Tuesday, March 21, 2017

John 17:1-5



       For four chapters Jesus has been talking to His disciples.  As an essential part of His provision for His disciples, and for us, He now lifted up His eyes to heaven (v1).  What is before us has sometimes been called “the real Lord’s prayer”.  It is the intercessory prayer of the High Priest who forever intercedes for the believers (Heb. 4:14-16).  It is the prayer of our Mediator (1 Tim. 2:5) wherein He touches both God and man.
            Matthew Henry called it “the most remarkable prayer following the most full and consoling discourse ever uttered on earth.”  Luther concludes, “It sounds so honest, so simple; it is so deep, so rich, so wide, no one can fathom it.”
            John Knox, the eminent Scottish Reformer, had this chapter read to him every day during his last illness, and in the closing scene, the verses that were read from it consoled and animated him in the final conflict,
            Bishop Ryle says the chapter “is the most remarkable in the Bible.  It stands alone and there is nothing like it.”

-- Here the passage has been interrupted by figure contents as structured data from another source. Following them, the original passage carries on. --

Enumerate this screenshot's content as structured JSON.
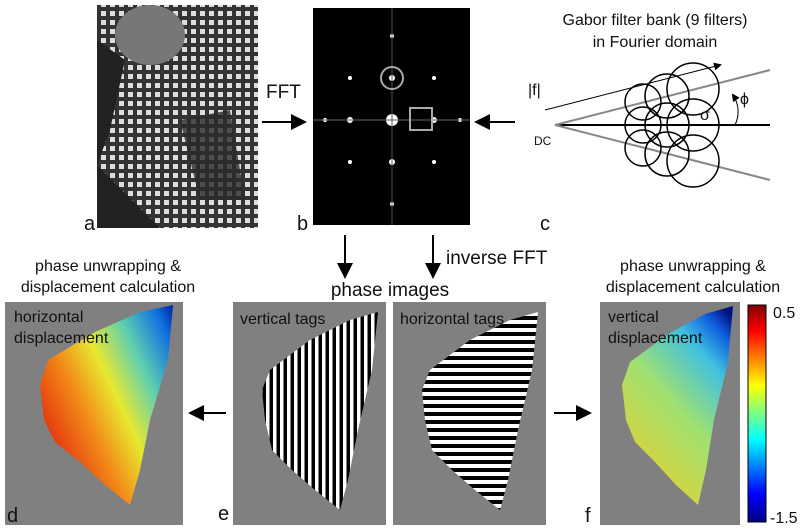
{
  "panels": {
    "a": "a",
    "b": "b",
    "c": "c",
    "d": "d",
    "e": "e",
    "f": "f"
  },
  "arrows": {
    "fft": "FFT",
    "inverse_fft": "inverse FFT",
    "phase_images": "phase images"
  },
  "gabor": {
    "title": "Gabor filter bank (9 filters)",
    "subtitle": "in Fourier domain",
    "f_label": "|f|",
    "dc_label": "DC",
    "sigma_label": "σ",
    "phi_label": "ϕ"
  },
  "left_caption": {
    "line1": "phase unwrapping &",
    "line2": "displacement calculation"
  },
  "right_caption": {
    "line1": "phase unwrapping &",
    "line2": "displacement calculation"
  },
  "images": {
    "d": {
      "line1": "horizontal",
      "line2": "displacement"
    },
    "e": "vertical tags",
    "e2": "horizontal tags",
    "f": {
      "line1": "vertical",
      "line2": "displacement"
    }
  },
  "colorbar": {
    "max": 0.5,
    "min": -1.5
  }
}
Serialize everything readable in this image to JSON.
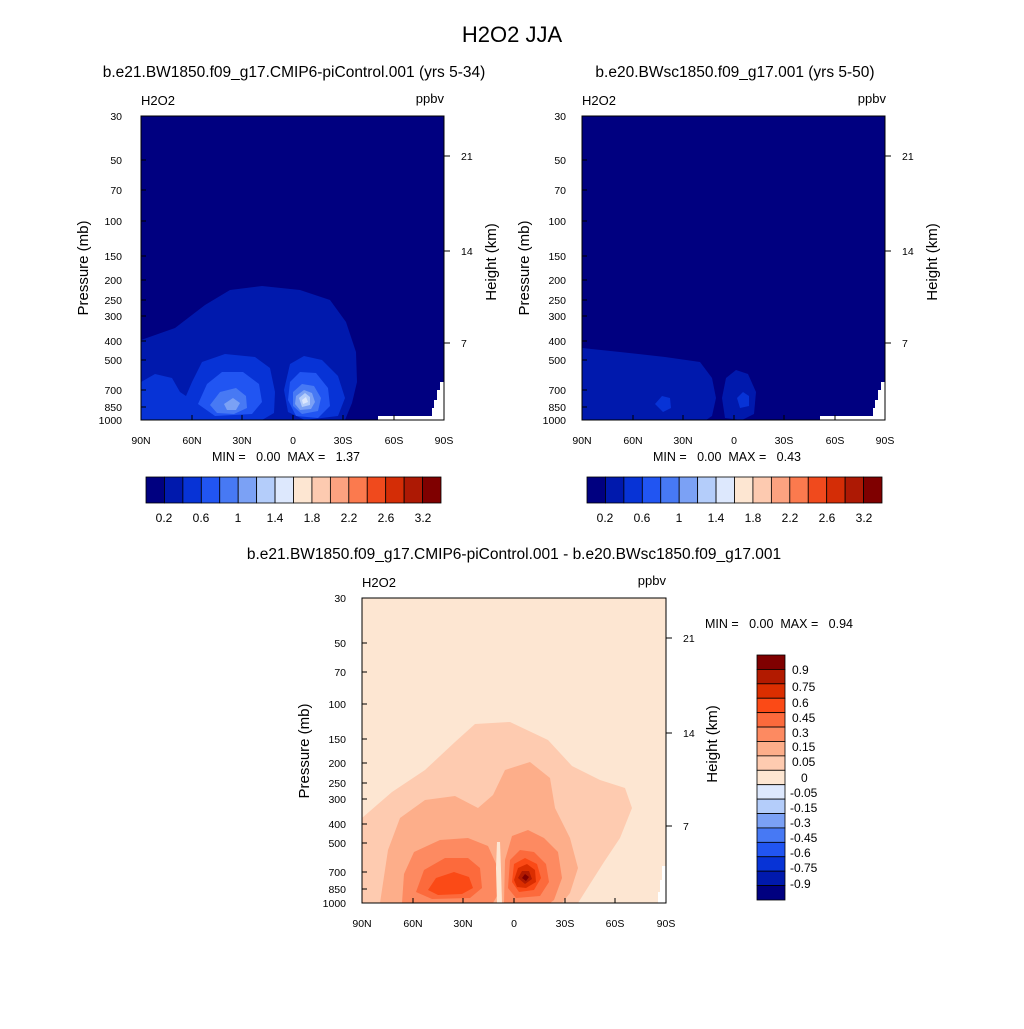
{
  "figure": {
    "title": "H2O2 JJA"
  },
  "panels": [
    {
      "id": "top-left",
      "title": "b.e21.BW1850.f09_g17.CMIP6-piControl.001 (yrs 5-34)",
      "var_label": "H2O2",
      "units": "ppbv",
      "stats": "MIN =   0.00  MAX =   1.37",
      "ylabel": "Pressure (mb)",
      "ylabel_right": "Height (km)"
    },
    {
      "id": "top-right",
      "title": "b.e20.BWsc1850.f09_g17.001 (yrs 5-50)",
      "var_label": "H2O2",
      "units": "ppbv",
      "stats": "MIN =   0.00  MAX =   0.43",
      "ylabel": "Pressure (mb)",
      "ylabel_right": "Height (km)"
    },
    {
      "id": "bottom-diff",
      "title": "b.e21.BW1850.f09_g17.CMIP6-piControl.001 - b.e20.BWsc1850.f09_g17.001",
      "var_label": "H2O2",
      "units": "ppbv",
      "stats": "MIN =   0.00  MAX =   0.94",
      "ylabel": "Pressure (mb)",
      "ylabel_right": "Height (km)"
    }
  ],
  "axes": {
    "x_ticks": [
      "90N",
      "60N",
      "30N",
      "0",
      "30S",
      "60S",
      "90S"
    ],
    "y_ticks": [
      "30",
      "50",
      "70",
      "100",
      "150",
      "200",
      "250",
      "300",
      "400",
      "500",
      "700",
      "850",
      "1000"
    ],
    "y_ticks_right": [
      "21",
      "14",
      "7"
    ]
  },
  "colorbars": {
    "abs_labels": [
      "0.2",
      "0.6",
      "1",
      "1.4",
      "1.8",
      "2.2",
      "2.6",
      "3.2"
    ],
    "abs_colors": [
      "#000080",
      "#0019ad",
      "#0733d6",
      "#2155f2",
      "#4779f4",
      "#7ba1f5",
      "#b4cdfa",
      "#dde8fd",
      "#fde6d2",
      "#fdcab0",
      "#fca280",
      "#fb7a4e",
      "#f04a1d",
      "#d42d06",
      "#ad1904",
      "#7f0000"
    ],
    "diff_labels": [
      "0.9",
      "0.75",
      "0.6",
      "0.45",
      "0.3",
      "0.15",
      "0.05",
      "0",
      "-0.05",
      "-0.15",
      "-0.3",
      "-0.45",
      "-0.6",
      "-0.75",
      "-0.9"
    ],
    "diff_colors": [
      "#7f0000",
      "#b21a00",
      "#db2e00",
      "#fb4a16",
      "#fc6a3c",
      "#fd8a61",
      "#fdae8a",
      "#fecbb0",
      "#fde6d2",
      "#dde8fd",
      "#b4cdfa",
      "#7ba1f5",
      "#4779f4",
      "#2155f2",
      "#0733d6",
      "#0019ad",
      "#000080"
    ]
  },
  "chart_data": [
    {
      "type": "heatmap",
      "title": "b.e21.BW1850.f09_g17.CMIP6-piControl.001 (yrs 5-34)",
      "x": [
        "90N",
        "60N",
        "30N",
        "0",
        "30S",
        "60S",
        "90S"
      ],
      "y": [
        1000,
        850,
        700,
        500,
        400,
        300,
        250,
        200,
        150,
        100,
        70,
        50,
        30
      ],
      "ylabel": "Pressure (mb)",
      "ylabel_right": "Height (km)",
      "min": 0.0,
      "max": 1.37,
      "units": "ppbv"
    },
    {
      "type": "heatmap",
      "title": "b.e20.BWsc1850.f09_g17.001 (yrs 5-50)",
      "x": [
        "90N",
        "60N",
        "30N",
        "0",
        "30S",
        "60S",
        "90S"
      ],
      "y": [
        1000,
        850,
        700,
        500,
        400,
        300,
        250,
        200,
        150,
        100,
        70,
        50,
        30
      ],
      "ylabel": "Pressure (mb)",
      "ylabel_right": "Height (km)",
      "min": 0.0,
      "max": 0.43,
      "units": "ppbv"
    },
    {
      "type": "heatmap",
      "title": "b.e21.BW1850.f09_g17.CMIP6-piControl.001 - b.e20.BWsc1850.f09_g17.001",
      "x": [
        "90N",
        "60N",
        "30N",
        "0",
        "30S",
        "60S",
        "90S"
      ],
      "y": [
        1000,
        850,
        700,
        500,
        400,
        300,
        250,
        200,
        150,
        100,
        70,
        50,
        30
      ],
      "ylabel": "Pressure (mb)",
      "ylabel_right": "Height (km)",
      "min": 0.0,
      "max": 0.94,
      "units": "ppbv"
    }
  ]
}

            The layout of the prayer is simple.  Jesus prays for Himself (v1-5), for His disciples (v6-9), and then for us (v20-26).  What He prays is profound.  In essence Jesus now prays for what He has promised in the previous discourse.
            In John 13:31-32 Jesus had announced, “Now is the Son of Man glorified”.  He now prays for this:  “Glorify Your Son” (17:1).  He is praying that the Father will now honor Him as He comes to the deepest humiliation of His incarnate life.  This prayer is valid for several reasons.
            1. For the Father to glorify the Son will enable the Son to glorify the Father (v1).  Jesus is not being selfish in this request.  He has lived His earthly life for the glory of the Father and this is no different.
            2. For the Father to glorify the Son is to fulfill the will of the Father (v2-3).  The plan of salvation is God’s will set from eternity past.  In that plan the Father would grant eternal life through the work of His Son.  Christ’s death would be required to pay the price of redemption and to satisfy the Father’s holiness (Rom. 3:21-26).  Thus He prays to be glorified that He might have this authority to give life to all the Father gives Him.
            3. For the Father to glorify the Son is to acknowledge the earthly life of the Son (v4).  Christ says He has finished the work God the Father gave Him to do.  There is a principle in Scripture that God humbles the proud and exalts the humble (Psalm 75).  A study of Phil. 2:5-11 shows this worked out in Christ.  He left heaven, humbling Himself, even to death on the cross.  We then read:  Wherefore God has highly exalted Him.  Christ is merely praying that God do as He promised.
            4. For the Father to glorify the Son is to return Christ to the glory He deserves (v5).  That same Philippians passage says Christ did not consider it robbery to be equal with God (Phil. 2:6).  Christ is God come in the flesh.  Yet even in this He submits Himself to His Father, requesting to be glorified. 
            Let us bow in humble worship of this One Who humbled Himself and died for us that He might have authority to grant eternal life.  This is the glorified Son of God.